Verso la finalissima: Inter e PSG per una notte stellare
Girano le lancette e ci proiettano sempre più vicino all’Allianz Arena, dove il 31 maggio lo stadio aprirà le
porte a quei 90’ che incoroneranno la squadra vincitrice dell’attuale edizione di Champions League. L’attesa è alle stelle e il percorso delle due rivali tutt’altro che convergente, in virtù di strade che si sfiorano ma mai si toccano.

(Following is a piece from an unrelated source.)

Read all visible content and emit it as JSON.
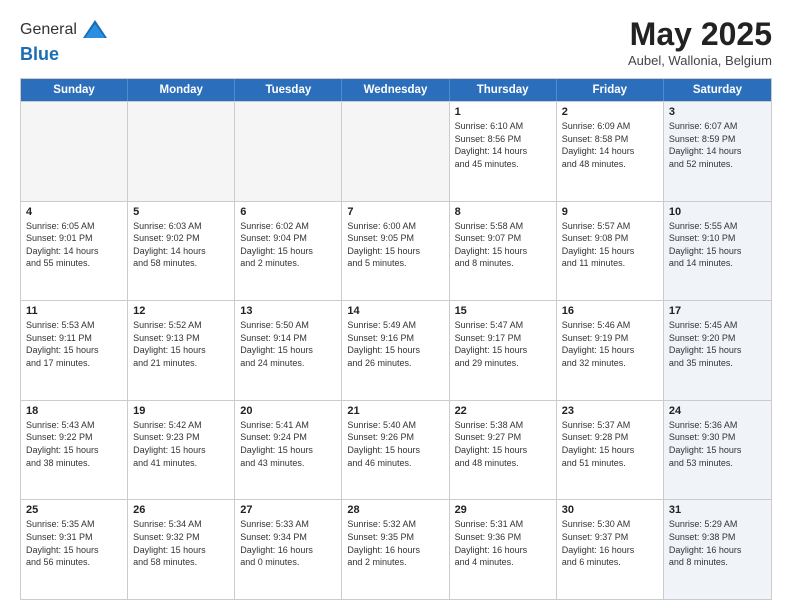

La finale sarà infatti la prima occasione di contatto in gare ufficiale tra inter e Paris Saint Germain, fino ad oggi affrontatesi solo in amichevoli o tornei estivi. Un deja vu poco lusinghiero per i nerazzurri, che analoga peculiarità riscontrarono con il Manchester City nella finalissima del 2023, usciti purtroppo sconfitti in una stagione che ancora non ne aveva coronato la maturità. Se la prima finale è stata
frutto di entusiasmo e forse addirittura inaspettata, quella della attuale edizione è invece una meta
programmata, costruita e fino ad ora raggiunta, figlia di un percorso che ha conosciuto una costante e
meticolosa crescita, sotto l’egida di Mister Inzaghi e la sua capillare ricerca della perfezione.
La squadra di Inzaghi
L’Inter si presenta allora pronta per esplicare sé stessa in una partita del livello che le spetta, ideale coronazione di un percorso pluriennale e destinato ad esaurirsi nel breve termine. Basti pensare che la squadra di Milano ha il primato di essere la squadra più “vecchia” di Europa con una media che si attesta sui 30 anni circa, molti, ma evidentemente non troppi per superare in una gara storica quel giovanissimo Barcellona e la sua punta di diamante appena diciassettenne.
E allora l’orgoglio dell’età e la consapevolezza per molti calciatori nerazzurri che questa sarà l’ultima occasione per entrare ufficialmente nella storia della competizione saranno benzina pronta a bruciare quando le gambe si fanno pesanti e il fiato sempre più corto.
È agevole infatti guardare alla sfida contro i blaugrana, come anche gli incontri in campionato, per prendere atto di una condizione fisica non all’altezza di questi livelli; i nerazzurri hanno donato in questa stagione più di quanto non avessero, arrivando nel finale privi di minuti sulle gambe, pagandone già lo scotto in un campionato sacrificato, di cui il pareggio contro la Lazio è l’ennesima dimostrazione. ù
I giovani talenti del PSG
Dall’altra metà del campo abbiamo invece i francesi e la freschezza di una squadra dalla rosa lunga, capaci di rivoluzionare gli undici titolari ogni domenica senza mai abbassare il livello. Meno sofferenza, più cambi e grande lucidità: ecco il PSG che può allora infierire sulle debolezze meneghine per portare a casa la prima Champions League della storia del club. E di questo ne sono ben consapevoli i siti di scommesse, che danno nettamente per favoriti i francesi, forse legati al cinismo dei numeri, ma tralasciando che i pronostici contano ben poco in gare di questa portata, e che la pazza Inter ha sempre stravolto gli esiti da bar.
È interessante allora guardare non solo al percorso nei confini nazionali, che vede da una parte il PSG già
campione di Francia da oltre un mese e l’Inter invece arrancare dietro un Napoli che tentenna ma non
molla, ma anche al percorso europeo delle due squadre, che fa pendere la bilancia tutta verso Milano e la
sua solidità davanti ai più grandi campioni europei. Quello del 31 maggio sarà allora l’ultimo atto di una
stagione imprevedibile e tutt’altro che lineare, che potrebbe riportare la coppa dalle grandi orecchie a
Milano, assente dal 2010 con quello storico triplete, oppure approdare per la prima volta a Parigi e seguire i grandi capitali che spesso tentano ma non sempre convincono.